Natural cleaner made with lemons near a cook top

A deep spring cleaning can clearly leave you with a fresh, pristine home. But spring cleaning can offer more than a sparkling space—it can boost and protect your mental health. If you or a loved one is experiencing a mental health concern, please reach out for help. Effective, compassionate, personalized treatment is available.

Five Spring Cleaning Tips to Boost Mental Health

  1. Take Stock: A sense of control and organization can ease stress. Before you begin spring cleaning, it can be helpful to take stock of what you would like to accomplish. You might try walking around your home and listing tasks. Try not to let it overwhelm you—once you’ve made your list, you can cut back, add, organize, and prioritize. Everything doesn’t have to be done at once.
  2. View Physical Cleaning as a Mood Booster: Physical activity boosts endorphins, the feel-good chemicals in the brain. If cleaning seems like a chore, try thinking of it as a positive activity. Not only can you reap the benefits of a clean home when you’re finished, but you can enjoy happy affects along the way.
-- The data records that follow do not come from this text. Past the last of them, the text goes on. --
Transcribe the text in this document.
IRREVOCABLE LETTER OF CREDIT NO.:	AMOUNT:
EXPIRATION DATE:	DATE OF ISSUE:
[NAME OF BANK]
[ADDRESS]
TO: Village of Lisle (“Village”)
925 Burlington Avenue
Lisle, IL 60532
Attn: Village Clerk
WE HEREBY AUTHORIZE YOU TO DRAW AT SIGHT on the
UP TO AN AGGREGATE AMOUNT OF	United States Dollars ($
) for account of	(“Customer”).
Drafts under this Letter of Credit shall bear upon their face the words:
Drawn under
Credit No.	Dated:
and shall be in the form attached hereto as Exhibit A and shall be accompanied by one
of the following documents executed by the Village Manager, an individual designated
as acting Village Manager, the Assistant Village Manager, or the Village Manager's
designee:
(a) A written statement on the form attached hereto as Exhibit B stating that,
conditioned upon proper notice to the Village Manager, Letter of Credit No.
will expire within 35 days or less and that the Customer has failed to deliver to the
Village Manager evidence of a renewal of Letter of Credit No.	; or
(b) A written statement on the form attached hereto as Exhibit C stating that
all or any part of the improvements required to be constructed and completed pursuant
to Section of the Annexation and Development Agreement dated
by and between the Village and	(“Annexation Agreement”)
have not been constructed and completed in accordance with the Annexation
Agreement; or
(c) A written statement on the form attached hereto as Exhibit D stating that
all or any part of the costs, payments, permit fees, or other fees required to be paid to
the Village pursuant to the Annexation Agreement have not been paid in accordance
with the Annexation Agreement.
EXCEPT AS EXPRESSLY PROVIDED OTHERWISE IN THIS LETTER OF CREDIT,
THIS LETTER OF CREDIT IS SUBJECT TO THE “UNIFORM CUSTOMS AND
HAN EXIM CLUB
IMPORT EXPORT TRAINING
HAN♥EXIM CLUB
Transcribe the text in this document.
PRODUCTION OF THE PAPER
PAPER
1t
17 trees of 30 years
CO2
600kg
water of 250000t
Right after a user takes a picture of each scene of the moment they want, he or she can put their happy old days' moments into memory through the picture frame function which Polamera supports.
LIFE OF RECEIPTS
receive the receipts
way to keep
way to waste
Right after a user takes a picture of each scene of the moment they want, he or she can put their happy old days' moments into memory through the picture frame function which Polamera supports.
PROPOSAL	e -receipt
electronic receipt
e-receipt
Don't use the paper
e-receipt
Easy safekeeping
Turning on music or tracking your steps can be energizing and motivating.
  3. Break it Up: To avoid feeling overwhelmed or stressed, try breaking cleaning into small increments. For instance, work on organizing one drawer at a time or set a timer and try cleaning in fifteen- or thirty-minute spurts.
  4. Prioritize: If you start by cleaning areas that are most visible to you or that are bothering you, you might be more motivated to keep going. Cleaning areas that are visible, such as countertops, can make an immediate impact on feelings of calm and organization. Cleaning areas that are bothering you can help eliminate negative feelings.
  5. Declutter: Clutter can create stress and feelings of chaos. Cutting the clutter can offer a sense of control, less stress, a calmer environment, and improved space for focusing. 

Deep Spring Cleaning—Five Mood Boosting Ideas:

Cleaning parts of the home that aren’t in your typical cleaning routine can offer the mental health benefits of a sense of accomplishment and taking responsibility. The results can be a restful space, along with other clear advantages of a thoroughly clean home.

  1. Wash windows inside and out. Clean windows can allow more natural light into your home. Natural light is not only a good mood booster, but it also helps regulate healthy sleep and wake patterns, which are important for emotional regulation.
  2. Give lights some attention. Replace burned out light bulbs and dust light fixtures. Light helps with mood.
  3. Benefit from a clean bed. Wash all bedding, including mattress pads, pillows, sheets, comforters, blankets, and throws, and flip the mattress. A thoroughly clean, fresh bed can promote healthy sleep.
  4. Put safety first. Test smoke and carbon monoxide detectors and replace batteries if necessary. Having confidence that your home is safe can reduce anxiety.
  5. Mind the blinds and curtains. Dust can collect on window treatments. Once they’re clean, more light can stream through during the day. At night, you can use the clean window treatments to keep the bedroom dark, which can help with healthy sleep.
  6. Ease your mind by using natural cleaners. Vinegar, baking soda, hydrogen peroxide, borax, and essential oils are all common, effective ingredients for cleaning that you may already have in your home. 

Spring is often considered a time of renewal. Try refreshing your space for renewed mental health. Spring cleaning can help calm the mind, give a sense of achievement, reduce stress, and improve mood. Spring cleaning is a healthy form of self-care that benefits the home, body, and mind.